The challenge that service providers face in learning a new way
to work is "a parallel process" to what clients experience
trying to break out of behavior patterns, Dr. Turner continues.
For clinical supervision, "that's a beautiful metaphor. Implementing
the manuals and practicing new clinical skills puts clinicians in
the experience of change. This moves them a little closer to the
client" who is attempting a fundamental change that is "much
more intense."
Manual-based therapy has benefits for the field as a whole as well
as for individual service providers. "It tries to make treatment
consistent," says Dr. Turner. The CYT curricula give a common
"template" to service providers who have "come into
the substance abuse field from all avenues of training."
Historically, the substance abuse field has had "an inadequate
amount of quality assurance," adds Dr. Simmons. "What
are therapists doing? How do they know it even works? You hear therapists
say, ‘Oh, this just feels good.' How do you know?" he
asks. But "a manual-based intervention that has been shown
to be effective . . . allows you to really assess what a therapist
is doing and how that relates to outcome."
In addition, "a manual-based approach really helps you to
think about what you are doing," Dr. Simmons continues. By
forcing service providers "to really plan their work,
it gives a platform to evaluate your work." The CYT manuals
also permit the program in Hartford to use "a treatment-matching
process including comprehensive assessment to help determine what
treatment each kid should receive." The availability of several
"evidence-based interventions that have been shown to work
allows us to really match the treatments to the population."
The CYT manuals are not perfect, however. The treatment providers
suggest several ways in which future manuals could be improved.
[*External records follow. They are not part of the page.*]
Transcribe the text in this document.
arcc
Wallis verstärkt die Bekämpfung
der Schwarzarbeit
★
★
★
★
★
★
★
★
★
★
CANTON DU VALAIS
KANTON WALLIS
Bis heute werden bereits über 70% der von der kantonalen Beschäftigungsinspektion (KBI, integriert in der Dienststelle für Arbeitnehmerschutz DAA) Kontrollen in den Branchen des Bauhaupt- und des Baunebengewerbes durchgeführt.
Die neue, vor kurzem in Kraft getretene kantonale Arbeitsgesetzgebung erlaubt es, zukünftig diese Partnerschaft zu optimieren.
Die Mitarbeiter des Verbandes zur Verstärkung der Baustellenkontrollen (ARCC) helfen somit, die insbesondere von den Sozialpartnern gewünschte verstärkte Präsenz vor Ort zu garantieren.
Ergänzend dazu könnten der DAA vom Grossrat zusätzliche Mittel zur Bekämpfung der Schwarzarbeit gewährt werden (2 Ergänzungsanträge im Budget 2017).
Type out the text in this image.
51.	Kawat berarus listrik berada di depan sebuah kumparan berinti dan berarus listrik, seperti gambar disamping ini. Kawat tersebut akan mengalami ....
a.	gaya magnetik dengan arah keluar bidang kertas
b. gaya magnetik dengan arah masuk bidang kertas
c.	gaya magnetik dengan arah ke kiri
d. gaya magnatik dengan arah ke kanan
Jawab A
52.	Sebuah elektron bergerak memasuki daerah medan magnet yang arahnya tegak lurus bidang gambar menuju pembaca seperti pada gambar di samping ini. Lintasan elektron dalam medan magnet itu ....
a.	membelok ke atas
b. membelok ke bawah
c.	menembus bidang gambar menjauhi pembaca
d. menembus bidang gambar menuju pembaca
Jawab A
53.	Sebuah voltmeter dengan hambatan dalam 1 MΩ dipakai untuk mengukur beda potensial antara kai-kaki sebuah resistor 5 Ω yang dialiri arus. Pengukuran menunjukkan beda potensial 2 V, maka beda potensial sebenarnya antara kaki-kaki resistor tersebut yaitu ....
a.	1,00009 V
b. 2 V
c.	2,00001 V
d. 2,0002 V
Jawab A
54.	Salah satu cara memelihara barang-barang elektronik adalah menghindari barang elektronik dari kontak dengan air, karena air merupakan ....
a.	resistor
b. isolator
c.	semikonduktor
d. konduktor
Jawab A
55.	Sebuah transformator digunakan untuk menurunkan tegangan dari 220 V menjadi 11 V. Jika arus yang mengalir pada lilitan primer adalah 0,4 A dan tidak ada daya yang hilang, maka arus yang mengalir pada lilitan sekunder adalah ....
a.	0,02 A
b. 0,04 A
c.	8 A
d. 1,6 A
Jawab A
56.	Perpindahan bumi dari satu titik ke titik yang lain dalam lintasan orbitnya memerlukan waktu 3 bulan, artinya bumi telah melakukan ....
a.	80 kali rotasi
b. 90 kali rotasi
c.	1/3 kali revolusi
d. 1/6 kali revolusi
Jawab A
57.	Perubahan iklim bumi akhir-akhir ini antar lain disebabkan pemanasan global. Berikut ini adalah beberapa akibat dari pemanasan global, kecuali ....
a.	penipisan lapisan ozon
These manuals "have to be updated periodically" to match
changing times, Mr. Hassler notes. Ms. Long would like to see some
advice for young therapists like herself on "building rapport
with parents."
Dr. Turner suggests clinicians need "a short introduction
to the process of adopting a new clinical model" and learning
what helps clients get ready for this experience of change. "Vermont
therapists asked for more examples and strategies for working with
difficult clients," he adds.
In addition, he believes, a separate workbook-like "implementation
binder" containing all the checklists, handouts, and forms
should be provided. Dr. Simmons warns that CYT "may not work
everywhere." An "agency's characteristics" will influence
"whether this model will work for them."
But the benefits of the CYT manuals outweigh their limitations
and the challenge of adjusting to a new method of work, the service
providers interviewed for this article agree. Through structure,
consistency, and research-based techniques, Dr. Turner says,
the manuals have "provided a tighter framework for clinicians
to provide effective treatment for adolescents."